Lucia Tozzi
L’invenzione di Milano Culto della comunicazione e politiche urbane
Edizioni Cronopio, Napoli 2023
pp. 207, € 15,00

Da milanese, mi sono molto appassionata al testo, trovandovi riferimenti a vicende e luoghi che ben conosco. Ma le trasformazioni di Milano penso non siano significative solo per chi vi abita; possono interessare chiunque, perché rappresentano un modello di cambiamento rispondente a logiche di sistema di tipo neoliberista. Il libro è di fatto una denuncia rispetto a come sia diventata diversa la gestione dei bisogni dei cittadini: da un modello di seppur moderato welfare, si è a poco a poco passati a una collaborazione tra pubblico e privato, che privilegia le possibilità di guadagno di gruppi imprenditoriali piuttosto che l’attenzione ai diritti dei cittadini. Fra tutti, il diritto di continuare ad abitare nel proprio quartiere. La “riqualificazione urbana” ha portato al noto fenomeno della gentrificazione, per cui, in zone centrali o semi-centrali di Milano, fasce di cittadini meno abbienti sono state “spinte” in periferia. Interi quartieri hanno cambiato totalmente connotazione: da aree popolari, con servizi e negozi utili alla quotidianità, si sono trasformati in zone esclusive con abitazioni ad alto costo, centri di interesse culturale e vie con esercizi commerciali da movida. Parallelamente gli investimenti per l’edilizia residenziale pubblica, anziché aumentare, sono notevolmente diminuiti. E tutto ciò nella logica di far diventare Milano una metropoli di interesse culturale e turistico; una metropoli che, da essenzialmente produttiva, si trasformasse in attrattiva. Dalla rappresentazione del capoluogo lombardo come simbolo di laboriosità e dinamismo, si è passati al Modello Milano, per cui la città è diventata centro di interessi e di socialità, non solo per chi ci vive, ma soprattutto per chi vi trascorre periodi più o meno lunghi per ragioni di turismo, studio o attività lavorative legate ad alti stili di vita.

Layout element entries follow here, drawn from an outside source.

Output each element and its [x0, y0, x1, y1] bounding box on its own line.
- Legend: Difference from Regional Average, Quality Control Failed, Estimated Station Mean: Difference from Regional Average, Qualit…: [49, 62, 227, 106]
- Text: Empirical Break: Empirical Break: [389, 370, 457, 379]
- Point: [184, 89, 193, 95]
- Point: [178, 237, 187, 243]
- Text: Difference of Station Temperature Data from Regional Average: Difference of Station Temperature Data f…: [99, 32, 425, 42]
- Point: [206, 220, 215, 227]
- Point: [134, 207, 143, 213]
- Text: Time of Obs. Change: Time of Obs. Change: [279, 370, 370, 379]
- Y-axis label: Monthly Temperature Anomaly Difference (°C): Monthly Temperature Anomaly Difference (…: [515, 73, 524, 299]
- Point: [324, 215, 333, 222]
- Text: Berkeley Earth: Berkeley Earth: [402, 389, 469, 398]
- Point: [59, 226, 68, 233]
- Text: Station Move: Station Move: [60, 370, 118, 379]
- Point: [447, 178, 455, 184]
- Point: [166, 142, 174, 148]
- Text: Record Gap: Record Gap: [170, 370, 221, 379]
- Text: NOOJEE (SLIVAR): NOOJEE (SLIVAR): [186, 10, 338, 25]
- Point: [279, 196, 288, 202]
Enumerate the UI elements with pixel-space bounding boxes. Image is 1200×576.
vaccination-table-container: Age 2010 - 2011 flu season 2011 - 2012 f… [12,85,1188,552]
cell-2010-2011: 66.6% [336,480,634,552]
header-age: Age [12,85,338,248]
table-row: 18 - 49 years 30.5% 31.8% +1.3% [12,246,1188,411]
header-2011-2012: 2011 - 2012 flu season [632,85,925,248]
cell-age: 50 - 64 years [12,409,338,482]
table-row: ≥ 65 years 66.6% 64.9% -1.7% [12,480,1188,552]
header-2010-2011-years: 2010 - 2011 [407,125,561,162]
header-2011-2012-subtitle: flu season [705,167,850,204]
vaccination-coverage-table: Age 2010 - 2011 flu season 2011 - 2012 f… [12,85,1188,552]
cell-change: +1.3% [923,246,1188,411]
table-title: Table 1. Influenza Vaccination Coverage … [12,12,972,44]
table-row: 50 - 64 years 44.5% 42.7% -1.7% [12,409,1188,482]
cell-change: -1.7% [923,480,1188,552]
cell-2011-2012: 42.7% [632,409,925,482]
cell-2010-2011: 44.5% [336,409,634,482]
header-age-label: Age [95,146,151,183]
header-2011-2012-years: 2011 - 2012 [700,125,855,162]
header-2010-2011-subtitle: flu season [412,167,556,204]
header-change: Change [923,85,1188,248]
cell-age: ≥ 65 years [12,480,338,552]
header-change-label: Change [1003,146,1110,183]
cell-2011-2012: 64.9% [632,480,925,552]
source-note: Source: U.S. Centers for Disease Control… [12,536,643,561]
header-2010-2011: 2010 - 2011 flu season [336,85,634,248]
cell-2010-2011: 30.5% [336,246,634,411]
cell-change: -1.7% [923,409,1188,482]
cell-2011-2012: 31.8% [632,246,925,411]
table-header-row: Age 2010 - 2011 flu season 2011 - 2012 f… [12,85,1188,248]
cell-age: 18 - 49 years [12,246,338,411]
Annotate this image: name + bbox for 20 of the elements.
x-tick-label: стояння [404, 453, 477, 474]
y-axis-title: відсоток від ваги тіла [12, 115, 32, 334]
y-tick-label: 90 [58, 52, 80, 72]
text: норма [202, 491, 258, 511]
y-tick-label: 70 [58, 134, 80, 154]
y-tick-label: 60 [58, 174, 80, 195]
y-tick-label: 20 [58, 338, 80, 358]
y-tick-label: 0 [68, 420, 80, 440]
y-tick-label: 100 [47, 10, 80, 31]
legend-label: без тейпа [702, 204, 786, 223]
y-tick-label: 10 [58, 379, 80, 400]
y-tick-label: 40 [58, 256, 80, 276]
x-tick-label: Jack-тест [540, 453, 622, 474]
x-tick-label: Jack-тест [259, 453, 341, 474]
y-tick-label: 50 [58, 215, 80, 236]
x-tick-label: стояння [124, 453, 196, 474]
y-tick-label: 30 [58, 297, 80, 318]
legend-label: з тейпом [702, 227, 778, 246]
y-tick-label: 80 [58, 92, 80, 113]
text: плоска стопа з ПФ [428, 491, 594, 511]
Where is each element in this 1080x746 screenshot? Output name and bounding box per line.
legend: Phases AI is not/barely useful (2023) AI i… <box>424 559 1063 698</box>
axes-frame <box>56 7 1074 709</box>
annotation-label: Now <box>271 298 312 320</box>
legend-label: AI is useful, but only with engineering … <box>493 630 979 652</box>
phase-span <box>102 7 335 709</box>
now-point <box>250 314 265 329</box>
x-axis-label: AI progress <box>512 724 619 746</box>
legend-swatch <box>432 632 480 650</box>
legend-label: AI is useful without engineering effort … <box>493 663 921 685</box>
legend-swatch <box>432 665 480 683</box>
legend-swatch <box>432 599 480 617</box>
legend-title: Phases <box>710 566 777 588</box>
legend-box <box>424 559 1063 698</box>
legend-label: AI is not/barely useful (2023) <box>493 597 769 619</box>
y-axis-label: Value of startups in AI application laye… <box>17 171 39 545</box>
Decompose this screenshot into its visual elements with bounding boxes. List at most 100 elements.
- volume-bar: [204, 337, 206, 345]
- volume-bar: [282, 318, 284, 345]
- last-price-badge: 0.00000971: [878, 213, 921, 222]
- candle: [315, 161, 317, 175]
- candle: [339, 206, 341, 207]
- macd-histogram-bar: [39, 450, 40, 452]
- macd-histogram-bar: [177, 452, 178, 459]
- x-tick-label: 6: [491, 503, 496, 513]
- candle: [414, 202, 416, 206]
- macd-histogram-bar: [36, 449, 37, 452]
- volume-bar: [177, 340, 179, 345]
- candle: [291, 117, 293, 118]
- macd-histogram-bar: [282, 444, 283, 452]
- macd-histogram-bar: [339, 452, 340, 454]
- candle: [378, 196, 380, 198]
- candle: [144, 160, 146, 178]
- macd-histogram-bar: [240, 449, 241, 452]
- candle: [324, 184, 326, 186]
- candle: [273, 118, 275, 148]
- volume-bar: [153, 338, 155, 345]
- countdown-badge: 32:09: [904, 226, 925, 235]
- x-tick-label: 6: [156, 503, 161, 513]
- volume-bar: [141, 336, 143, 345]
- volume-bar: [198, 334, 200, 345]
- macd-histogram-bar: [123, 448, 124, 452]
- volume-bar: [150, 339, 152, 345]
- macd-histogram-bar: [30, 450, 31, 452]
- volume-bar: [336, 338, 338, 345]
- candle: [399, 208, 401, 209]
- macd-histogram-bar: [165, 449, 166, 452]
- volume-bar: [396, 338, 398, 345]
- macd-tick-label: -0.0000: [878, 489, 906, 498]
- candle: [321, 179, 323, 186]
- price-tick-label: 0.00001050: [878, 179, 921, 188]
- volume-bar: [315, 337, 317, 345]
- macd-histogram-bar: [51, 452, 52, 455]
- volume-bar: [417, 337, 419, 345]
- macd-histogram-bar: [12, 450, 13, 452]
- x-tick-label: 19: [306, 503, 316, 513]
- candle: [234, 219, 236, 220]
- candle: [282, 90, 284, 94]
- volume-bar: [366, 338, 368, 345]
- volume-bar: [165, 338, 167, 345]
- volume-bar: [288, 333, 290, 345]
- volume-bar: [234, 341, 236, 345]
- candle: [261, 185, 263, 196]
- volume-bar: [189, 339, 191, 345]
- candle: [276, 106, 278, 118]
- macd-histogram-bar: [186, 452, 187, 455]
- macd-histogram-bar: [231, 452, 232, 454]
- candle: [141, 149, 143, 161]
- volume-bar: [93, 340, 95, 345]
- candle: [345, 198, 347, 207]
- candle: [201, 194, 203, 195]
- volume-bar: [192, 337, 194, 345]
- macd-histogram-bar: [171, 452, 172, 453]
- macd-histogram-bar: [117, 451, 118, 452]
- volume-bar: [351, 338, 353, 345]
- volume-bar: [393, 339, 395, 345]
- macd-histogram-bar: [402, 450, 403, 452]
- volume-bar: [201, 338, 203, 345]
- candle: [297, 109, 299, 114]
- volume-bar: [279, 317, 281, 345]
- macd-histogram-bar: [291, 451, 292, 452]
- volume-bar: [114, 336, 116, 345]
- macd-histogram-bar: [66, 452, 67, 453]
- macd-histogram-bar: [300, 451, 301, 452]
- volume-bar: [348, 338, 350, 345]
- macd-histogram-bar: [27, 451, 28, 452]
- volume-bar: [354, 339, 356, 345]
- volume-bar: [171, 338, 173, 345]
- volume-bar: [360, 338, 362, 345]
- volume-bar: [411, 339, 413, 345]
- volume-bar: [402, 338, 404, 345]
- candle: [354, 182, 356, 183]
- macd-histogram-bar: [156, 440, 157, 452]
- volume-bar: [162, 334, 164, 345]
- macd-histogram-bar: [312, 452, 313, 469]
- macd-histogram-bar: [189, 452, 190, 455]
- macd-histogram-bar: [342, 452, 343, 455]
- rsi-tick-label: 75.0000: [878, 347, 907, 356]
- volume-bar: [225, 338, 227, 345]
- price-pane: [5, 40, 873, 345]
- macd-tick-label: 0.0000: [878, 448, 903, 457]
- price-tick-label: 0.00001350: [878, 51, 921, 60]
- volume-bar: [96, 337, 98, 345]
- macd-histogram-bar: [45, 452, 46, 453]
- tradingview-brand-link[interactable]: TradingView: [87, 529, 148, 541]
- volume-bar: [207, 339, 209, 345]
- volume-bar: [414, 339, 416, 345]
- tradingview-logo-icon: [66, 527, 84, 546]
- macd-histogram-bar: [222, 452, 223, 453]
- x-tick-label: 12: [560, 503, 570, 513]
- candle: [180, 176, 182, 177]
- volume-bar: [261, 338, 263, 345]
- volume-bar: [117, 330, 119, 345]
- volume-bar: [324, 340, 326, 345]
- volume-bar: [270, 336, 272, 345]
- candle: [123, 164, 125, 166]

Altro aspetto interessante che il testo analizza è quello dell’ibridazione degli spazi. Le nuove iniziative di rigenerazione urbana (dai centri culturali polifunzionali alle piazze aperte, rimodellate e colorate) hanno scopi dichiarati di aggregazione sociale, ma non possono che essere anche fonte di guadagno per i privati che ci hanno investito del denaro. Per questo, all’interno o intorno ad essi, si creano attività commerciali essenzialmente legate al consumo di cibo. «L’istituzione culturale si deve trasformare in spazio ibrido con ristorazione per potersi rappresentare come un luogo non specializzato nella sua disciplina, non chiuso ma funzionale allo scambio, agli incontri, al mix di saperi progettuali. Questo lo rende meritevole agli occhi della politica e dei poteri filantropici che, finanziandolo, possono confermare la propria vocazione democratica, e grazie a questa copertura continuare indisturbati a tagliare il welfare e a concentrare la ricchezza».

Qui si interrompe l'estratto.